People who work in this occupation generally have the interest code: IR.

This means people who work in this occupation generally have Investigative interests, but also prefer Realistic environments.

Work Values

People who work in this occupation generally prize Recognition, but also value Achievement and Working Conditions in their jobs.

Things They Need to Know

  • Engineering and Technology - Knowledge of the practical application of engineering science and technology. This includes applying principles, techniques, procedures, and equipment to the design and production of various goods and services.
  • Mathematics - Knowledge of arithmetic, algebra, geometry, calculus, statistics, and their applications.
  • Chemistry - Knowledge of the chemical composition, structure, and properties of substances and of the chemical processes and transformations that they undergo.

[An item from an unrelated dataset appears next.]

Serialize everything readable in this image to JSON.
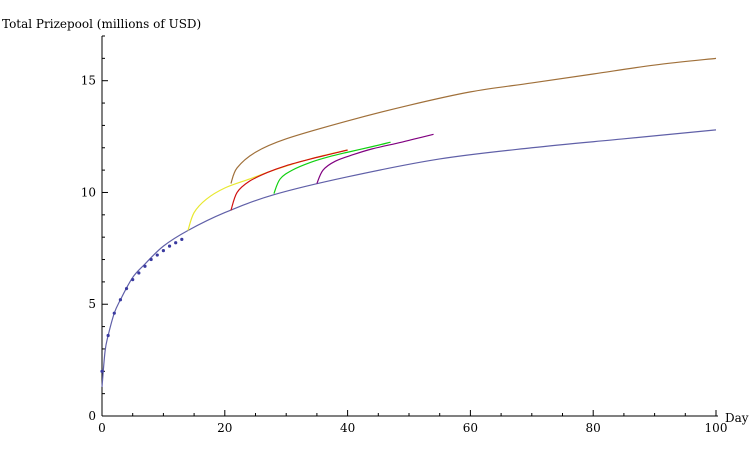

This includes uses of chemicals and their interactions, danger signs, production techniques, and disposal methods.
  • Physics - Knowledge and prediction of physical principles, laws, their interrelationships, and applications to understanding fluid, material, and atmospheric dynamics, and mechanical, electrical, atomic and sub- atomic structures and processes.
  • Design - Knowledge of design techniques, tools, and principles involved in production of precision technical plans, blueprints, drawings, and models.

Things They Need to Be Able to Do

  • Science - Using scientific rules and methods to solve problems.
  • Complex Problem Solving - Identifying complex problems and reviewing related information to develop and evaluate options and implement solutions.
  • Critical Thinking - Using logic and reasoning to identify the strengths and weaknesses of alternative solutions, conclusions or approaches to problems.
  • Reading Comprehension - Understanding written sentences and paragraphs in work related documents.
  • Mathematics - Using mathematics to solve problems.
  • Systems Analysis - Determining how a system should work and how changes in conditions, operations, and the environment will affect outcomes.
  • Judgment and Decision Making - Considering the relative costs and benefits of potential actions to choose the most appropriate one.

Education Required

Most of these occupations require a four-year bachelor's degree, but some do not.

Wages

In 2016, the average annual wage in Kansas City, MO-KS was $106,330 with most people making between $67,130 and $158,280

Outlook

3.69%
avg. annual growth

During 2012, this occupation employed approximately 217 people in Kansas City, MO-KS. It is projected that there will be 249 employed in 2022.

This occupation will have about 8 openings due to growth and about 24 replacement openings for approximately 32 total annual openings.